Rani dan dua pembantu tersebut, sontak langsung menoleh ke belakang. Rani tersenyum, ketika ia mendapati menantu nya yang kini tengah berdiri menunduk.
"Sini nak."
Sheva menurut, ia mendekati Rani.
"Sudah sholat?" Sheva mengangguk, "Kamu mau apa kesini? Engga lanjut tidur?"
"Eng..enggak mah. Sheva mau bantu mama buat sarapan."

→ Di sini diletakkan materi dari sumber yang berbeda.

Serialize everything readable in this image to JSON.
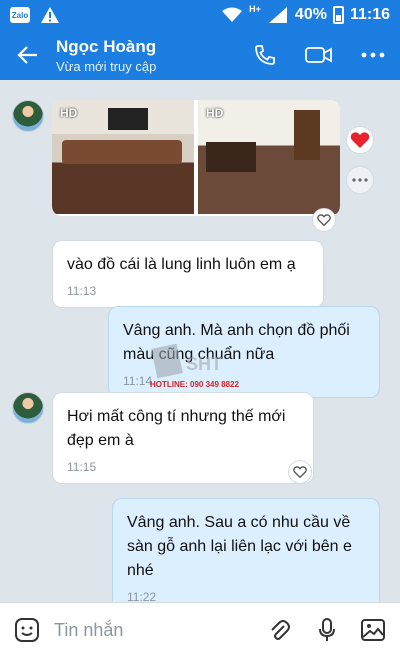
{
  "status_bar": {
    "app_badge": "Zalo",
    "network": "H+",
    "battery": "40%",
    "time": "11:16"
  },
  "header": {
    "name": "Ngọc Hoàng",
    "status": "Vừa mới truy cập"
  },
  "chat": {
    "photos": {
      "hd_label_1": "HD",
      "hd_label_2": "HD"
    },
    "messages": [
      {
        "text": "vào đồ cái là lung linh luôn em ạ",
        "time": "11:13"
      },
      {
        "text": "Vâng anh. Mà anh chọn đồ phối màu cũng chuẩn nữa",
        "time": "11:14"
      },
      {
        "text": "Hơi mất công tí nhưng thế mới đẹp em à",
        "time": "11:15"
      },
      {
        "text": "Vâng anh. Sau a có nhu cầu về sàn gỗ anh lại liên lạc với bên e nhé",
        "time": "11:22"
      }
    ],
    "watermark_hotline": "HOTLINE: 090 349 8822"
  },
  "composer": {
    "placeholder": "Tin nhắn"
  },
  "colors": {
    "brand": "#1b7ee0",
    "mine_bubble": "#dcefff",
    "background": "#dde4ea"
  },
  "icons": [
    "back-arrow-icon",
    "phone-icon",
    "video-icon",
    "more-icon",
    "heart-icon",
    "sticker-icon",
    "attach-icon",
    "mic-icon",
    "image-icon"
  ]
}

Rani memegang lengan Sheva sambil tersenyum, "Engga usah sayang. Kamu ke kamar lagi aja gih, temenin Kano."
"Tap-"
"Hei, kamu pengantin baru loh. Nanti kalo udah siap sarapannya, pasti mama bangunin kalian."
"Sheva mau bantuin mama aja."
" Lebih baik, non Sheva kembali ke kamar saja. Nyonya Rani sudah ada kami yang membantu." Ujar salah satu pembantu tersebut, dengan senyuman ramahnya.
"Tuh dengerin, mama engga sendiri kok."
"Tapi mah-"
"Sudah, sana."
Sheva mengangguk. Sebelum ia pergi ke kamar kembali, ia pamit pada Rani dan dua pembantu tersebut.
"Non Sheva cantik yah Nya, baik lagi."
"Iya, beruntung banget yah saya punya menantu kayak dia."
Kedua pembantu tersebut mengangguk antusias menanggapi ucapan majikannya.
-----
Kembalinya Sheva ke kamar, ia langsung menuju toilet. Ia menyiapkan air hangat untuk Kano mandi. Setelah selesai, ia pun langsung bergegas membangunkan Kano.
Sheva berjongkok disamping Kano, "Kano, udah jam setengah tujuh, bangun yuk."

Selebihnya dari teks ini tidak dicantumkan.